Maria Helena Machado aprofundou questões abordadas por Campos, como a concentração de profissionais de saúde no Brasil. “A região Norte tem apenas 4,5% de todos os médicos do país, que prestam assistência em sete estados, e 7,6% de profissionais da enfermagem – sendo que, por lá, os óbitos desses profissionais chegam a 16% (quase quatro vezes maior). Já o Sudeste tem 53% dos médicos do Brasil, sem esta mesma correlação com a mortalidade”, informou. A pesquisadora também destacou a precarização das condições de trabalho no setor Saúde. “A pandemia, um evento histórico tão determinante, evidencia a responsabilidade do Estado no cuidado à população em geral e aos trabalhadores da saúde em particular, bem como na oferta e garantia de insumos, como vacinas, medicamentos, equipamentos. Os dilemas postos só poderão ser solucionados com o fortalecimento de políticas públicas cidadãs, que respeitem os princípios constitucionais do SUS”, defendeu.

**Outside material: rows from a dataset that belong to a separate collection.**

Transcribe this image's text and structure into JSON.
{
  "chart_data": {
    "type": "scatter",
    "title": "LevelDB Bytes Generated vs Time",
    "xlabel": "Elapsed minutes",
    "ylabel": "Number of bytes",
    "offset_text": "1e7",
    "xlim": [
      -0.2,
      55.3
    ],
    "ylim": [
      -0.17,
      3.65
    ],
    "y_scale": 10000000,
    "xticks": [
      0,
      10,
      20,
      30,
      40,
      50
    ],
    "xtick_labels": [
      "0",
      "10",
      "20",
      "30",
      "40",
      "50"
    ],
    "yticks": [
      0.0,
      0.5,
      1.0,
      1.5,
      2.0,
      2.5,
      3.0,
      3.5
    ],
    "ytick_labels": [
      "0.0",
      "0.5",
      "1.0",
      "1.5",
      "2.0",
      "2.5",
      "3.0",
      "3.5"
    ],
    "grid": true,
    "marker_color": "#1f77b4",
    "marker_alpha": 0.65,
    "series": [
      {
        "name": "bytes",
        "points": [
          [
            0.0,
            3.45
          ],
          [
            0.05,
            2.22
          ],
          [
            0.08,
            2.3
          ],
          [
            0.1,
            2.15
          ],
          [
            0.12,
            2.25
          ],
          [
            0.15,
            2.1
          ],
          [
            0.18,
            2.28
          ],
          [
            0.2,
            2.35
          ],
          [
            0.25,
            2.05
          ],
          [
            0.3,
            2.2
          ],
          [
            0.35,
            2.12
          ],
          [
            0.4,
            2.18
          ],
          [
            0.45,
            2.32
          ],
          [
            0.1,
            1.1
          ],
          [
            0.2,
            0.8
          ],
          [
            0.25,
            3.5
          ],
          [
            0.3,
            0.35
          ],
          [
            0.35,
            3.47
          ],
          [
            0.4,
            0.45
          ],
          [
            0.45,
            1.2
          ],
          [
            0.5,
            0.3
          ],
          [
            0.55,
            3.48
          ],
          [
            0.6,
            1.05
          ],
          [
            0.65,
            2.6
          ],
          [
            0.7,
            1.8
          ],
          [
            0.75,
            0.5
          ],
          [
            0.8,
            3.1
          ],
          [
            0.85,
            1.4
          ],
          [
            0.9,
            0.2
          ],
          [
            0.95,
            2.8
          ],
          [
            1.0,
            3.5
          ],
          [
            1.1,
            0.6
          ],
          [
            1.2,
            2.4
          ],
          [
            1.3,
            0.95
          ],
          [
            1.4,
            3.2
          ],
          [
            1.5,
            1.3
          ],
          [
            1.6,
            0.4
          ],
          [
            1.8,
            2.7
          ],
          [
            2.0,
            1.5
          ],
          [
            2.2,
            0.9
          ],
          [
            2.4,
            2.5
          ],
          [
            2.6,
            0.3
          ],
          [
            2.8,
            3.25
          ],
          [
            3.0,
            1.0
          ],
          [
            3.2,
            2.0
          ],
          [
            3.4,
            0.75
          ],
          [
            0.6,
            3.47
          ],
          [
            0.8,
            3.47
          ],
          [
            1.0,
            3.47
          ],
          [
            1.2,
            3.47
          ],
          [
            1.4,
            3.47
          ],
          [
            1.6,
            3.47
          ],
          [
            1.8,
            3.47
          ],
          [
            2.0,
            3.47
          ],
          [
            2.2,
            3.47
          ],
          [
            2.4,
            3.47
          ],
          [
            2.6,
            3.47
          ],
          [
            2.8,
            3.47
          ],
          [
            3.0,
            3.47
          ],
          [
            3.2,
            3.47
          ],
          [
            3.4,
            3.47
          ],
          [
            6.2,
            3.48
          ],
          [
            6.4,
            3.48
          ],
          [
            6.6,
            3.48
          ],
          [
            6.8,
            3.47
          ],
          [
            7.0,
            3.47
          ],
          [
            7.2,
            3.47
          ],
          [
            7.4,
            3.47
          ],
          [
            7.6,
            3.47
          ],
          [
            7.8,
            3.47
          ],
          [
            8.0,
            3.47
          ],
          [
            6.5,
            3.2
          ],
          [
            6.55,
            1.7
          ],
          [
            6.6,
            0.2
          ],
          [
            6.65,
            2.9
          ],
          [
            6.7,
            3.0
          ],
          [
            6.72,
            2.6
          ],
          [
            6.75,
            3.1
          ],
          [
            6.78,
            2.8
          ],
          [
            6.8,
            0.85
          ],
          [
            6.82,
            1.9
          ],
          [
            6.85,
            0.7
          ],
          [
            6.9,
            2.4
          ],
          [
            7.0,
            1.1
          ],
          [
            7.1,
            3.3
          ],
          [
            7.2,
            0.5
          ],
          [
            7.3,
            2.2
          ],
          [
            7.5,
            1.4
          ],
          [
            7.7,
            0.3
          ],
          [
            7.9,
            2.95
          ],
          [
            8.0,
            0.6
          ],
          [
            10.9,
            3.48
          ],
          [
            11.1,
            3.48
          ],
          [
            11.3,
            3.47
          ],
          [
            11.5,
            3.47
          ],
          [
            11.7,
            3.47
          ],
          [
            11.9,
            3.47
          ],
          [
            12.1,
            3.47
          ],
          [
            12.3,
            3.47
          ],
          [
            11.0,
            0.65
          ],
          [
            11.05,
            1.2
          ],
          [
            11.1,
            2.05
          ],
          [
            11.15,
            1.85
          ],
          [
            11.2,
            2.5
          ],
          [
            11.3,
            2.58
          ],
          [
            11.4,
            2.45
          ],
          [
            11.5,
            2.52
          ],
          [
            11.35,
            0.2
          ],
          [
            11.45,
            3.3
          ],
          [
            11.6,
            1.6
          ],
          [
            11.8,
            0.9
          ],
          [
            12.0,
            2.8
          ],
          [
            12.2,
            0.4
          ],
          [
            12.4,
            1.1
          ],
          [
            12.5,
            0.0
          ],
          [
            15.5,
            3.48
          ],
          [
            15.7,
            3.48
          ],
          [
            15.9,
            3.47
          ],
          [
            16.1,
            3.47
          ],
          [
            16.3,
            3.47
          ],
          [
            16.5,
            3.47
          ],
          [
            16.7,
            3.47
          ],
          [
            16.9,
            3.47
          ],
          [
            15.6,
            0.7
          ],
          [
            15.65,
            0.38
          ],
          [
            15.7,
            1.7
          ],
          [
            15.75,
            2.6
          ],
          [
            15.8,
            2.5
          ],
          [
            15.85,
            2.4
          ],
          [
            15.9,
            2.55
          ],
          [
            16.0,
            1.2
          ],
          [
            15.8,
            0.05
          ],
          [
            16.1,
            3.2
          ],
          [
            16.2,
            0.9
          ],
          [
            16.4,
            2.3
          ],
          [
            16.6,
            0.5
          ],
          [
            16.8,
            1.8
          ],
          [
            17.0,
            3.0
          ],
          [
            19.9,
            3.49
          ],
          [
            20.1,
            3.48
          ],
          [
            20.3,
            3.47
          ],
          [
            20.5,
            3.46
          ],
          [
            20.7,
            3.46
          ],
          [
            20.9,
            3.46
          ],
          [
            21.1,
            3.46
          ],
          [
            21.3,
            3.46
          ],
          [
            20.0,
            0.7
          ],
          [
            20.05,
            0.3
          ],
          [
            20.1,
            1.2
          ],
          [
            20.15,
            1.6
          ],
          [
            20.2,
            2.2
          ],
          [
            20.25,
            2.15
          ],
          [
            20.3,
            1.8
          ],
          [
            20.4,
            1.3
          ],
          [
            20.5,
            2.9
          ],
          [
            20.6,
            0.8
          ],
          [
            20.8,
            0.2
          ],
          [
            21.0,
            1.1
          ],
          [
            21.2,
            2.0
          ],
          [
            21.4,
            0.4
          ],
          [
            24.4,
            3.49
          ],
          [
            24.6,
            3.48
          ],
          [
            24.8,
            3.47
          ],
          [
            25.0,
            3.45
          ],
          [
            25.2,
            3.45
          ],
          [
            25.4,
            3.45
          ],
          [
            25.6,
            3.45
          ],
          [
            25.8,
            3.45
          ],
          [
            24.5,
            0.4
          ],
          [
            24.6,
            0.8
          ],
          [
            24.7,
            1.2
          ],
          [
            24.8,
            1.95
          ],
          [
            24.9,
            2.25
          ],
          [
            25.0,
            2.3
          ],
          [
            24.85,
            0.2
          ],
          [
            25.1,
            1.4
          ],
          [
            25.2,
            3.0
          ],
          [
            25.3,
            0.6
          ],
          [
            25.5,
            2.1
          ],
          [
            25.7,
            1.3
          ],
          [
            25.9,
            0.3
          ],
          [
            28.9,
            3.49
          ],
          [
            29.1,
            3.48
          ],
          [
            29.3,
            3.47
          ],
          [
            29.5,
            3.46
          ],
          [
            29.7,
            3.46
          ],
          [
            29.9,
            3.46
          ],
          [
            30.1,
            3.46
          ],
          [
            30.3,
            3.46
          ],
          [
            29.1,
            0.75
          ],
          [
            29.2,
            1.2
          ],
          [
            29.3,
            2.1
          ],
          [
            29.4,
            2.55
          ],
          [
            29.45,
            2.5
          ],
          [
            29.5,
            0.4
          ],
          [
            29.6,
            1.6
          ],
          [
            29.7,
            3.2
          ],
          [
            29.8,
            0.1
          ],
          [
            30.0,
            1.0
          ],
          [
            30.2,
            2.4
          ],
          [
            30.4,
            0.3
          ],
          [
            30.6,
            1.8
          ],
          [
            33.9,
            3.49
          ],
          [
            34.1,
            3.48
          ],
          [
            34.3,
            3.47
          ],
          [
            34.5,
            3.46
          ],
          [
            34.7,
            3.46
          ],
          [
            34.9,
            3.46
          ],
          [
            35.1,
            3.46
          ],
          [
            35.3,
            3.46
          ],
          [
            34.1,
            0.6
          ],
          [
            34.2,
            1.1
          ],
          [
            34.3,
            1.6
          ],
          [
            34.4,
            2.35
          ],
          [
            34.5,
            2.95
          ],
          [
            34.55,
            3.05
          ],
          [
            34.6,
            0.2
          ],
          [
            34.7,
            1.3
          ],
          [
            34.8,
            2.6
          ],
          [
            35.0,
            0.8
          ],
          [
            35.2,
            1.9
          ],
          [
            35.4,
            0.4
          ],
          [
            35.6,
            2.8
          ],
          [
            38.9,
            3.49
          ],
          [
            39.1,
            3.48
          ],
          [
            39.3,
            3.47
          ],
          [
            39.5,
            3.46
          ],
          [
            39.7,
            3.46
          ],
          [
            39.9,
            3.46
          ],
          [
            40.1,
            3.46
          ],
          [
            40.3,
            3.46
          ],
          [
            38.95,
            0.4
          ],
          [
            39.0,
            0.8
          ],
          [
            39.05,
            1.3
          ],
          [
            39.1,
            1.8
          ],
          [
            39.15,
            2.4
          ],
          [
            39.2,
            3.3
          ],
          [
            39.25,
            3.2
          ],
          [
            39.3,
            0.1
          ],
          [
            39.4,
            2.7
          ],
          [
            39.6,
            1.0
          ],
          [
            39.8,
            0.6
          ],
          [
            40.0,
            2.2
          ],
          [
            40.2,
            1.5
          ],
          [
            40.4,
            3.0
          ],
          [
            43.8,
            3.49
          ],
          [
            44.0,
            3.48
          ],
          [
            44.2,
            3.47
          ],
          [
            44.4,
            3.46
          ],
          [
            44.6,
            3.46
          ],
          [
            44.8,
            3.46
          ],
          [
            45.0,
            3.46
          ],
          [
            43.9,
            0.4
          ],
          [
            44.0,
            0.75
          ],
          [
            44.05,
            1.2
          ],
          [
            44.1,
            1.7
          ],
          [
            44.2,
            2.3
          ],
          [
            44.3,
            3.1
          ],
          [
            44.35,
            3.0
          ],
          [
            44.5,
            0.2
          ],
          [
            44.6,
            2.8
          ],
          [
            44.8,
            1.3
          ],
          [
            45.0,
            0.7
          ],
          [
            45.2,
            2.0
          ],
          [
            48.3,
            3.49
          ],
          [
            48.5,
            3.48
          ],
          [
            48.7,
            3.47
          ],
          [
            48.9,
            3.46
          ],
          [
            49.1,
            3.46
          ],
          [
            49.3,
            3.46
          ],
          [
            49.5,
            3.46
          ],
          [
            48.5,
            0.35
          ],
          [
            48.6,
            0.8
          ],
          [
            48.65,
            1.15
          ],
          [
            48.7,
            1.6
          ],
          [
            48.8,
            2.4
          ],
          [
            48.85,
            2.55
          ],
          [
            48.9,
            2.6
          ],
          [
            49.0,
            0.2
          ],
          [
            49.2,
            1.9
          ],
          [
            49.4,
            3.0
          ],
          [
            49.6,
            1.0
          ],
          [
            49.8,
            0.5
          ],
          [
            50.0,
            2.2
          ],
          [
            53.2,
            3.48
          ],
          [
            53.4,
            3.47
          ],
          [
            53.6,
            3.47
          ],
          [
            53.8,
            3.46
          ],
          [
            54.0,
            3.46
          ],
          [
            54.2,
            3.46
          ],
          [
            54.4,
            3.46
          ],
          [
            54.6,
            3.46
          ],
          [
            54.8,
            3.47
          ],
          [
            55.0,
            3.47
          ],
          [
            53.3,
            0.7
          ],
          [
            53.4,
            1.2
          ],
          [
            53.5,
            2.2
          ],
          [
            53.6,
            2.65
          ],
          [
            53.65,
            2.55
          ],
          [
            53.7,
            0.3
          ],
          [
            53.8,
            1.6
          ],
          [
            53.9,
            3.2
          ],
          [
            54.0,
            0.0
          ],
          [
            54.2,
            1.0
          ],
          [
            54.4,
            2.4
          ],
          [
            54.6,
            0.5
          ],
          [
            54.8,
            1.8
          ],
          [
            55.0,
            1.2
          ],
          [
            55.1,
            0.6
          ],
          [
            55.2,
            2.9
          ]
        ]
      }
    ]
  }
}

Implicações das tecnologias digitais para os sistemas de saúde
Ao compartilhar os resultados do projeto Implicações das tecnologias digitais para os sistemas de saúde, Leonardo Castro mostrou diversos trabalhos publicados sobre o tema e destacou dois. O primeiro, com base em pesquisa bibliométrica, descreve três grandes períodos determinados pelas mudanças tecnológicas em saúde: Informática Médica (1991-2000), Informática da Saúde (2001-2010) e E-health (2011-2020), com destaque para o termo digital health, que emerge como temática a partir de 2015. “O futuro da digital health, que corresponde à década que se inicia agora, está muito calcado nas tecnologias de aprendizado profundo (deep learning) e de aprendizado de máquina (machine learning)”, afirmou. O outro, em parceria com o Centro de Estudos Estratégicos da Fiocruz, acionou 1.430 especialistas em todo o mundo por meio de uma websurvey. “A maioria dos participantes concorda que a inteligência artificial vai gerar profundas mudanças neste período”, resumiu.
Olhando para o futuro, Leonardo apontou para o debate sobre uma Política Nacional para a transformação digital no Brasil, que contemple o impacto dessas tecnologias no trabalho em saúde, considerando as desigualdades sociais do Brasil e as características de nosso sistema de saúde, que envolve um mix público-privado. “Além de considerar os muitos desafios no campo da regulação, temos que fortalecer o diálogo sobre o tema entre nós, pesquisadores do campo da Saúde Coletiva”, concluiu.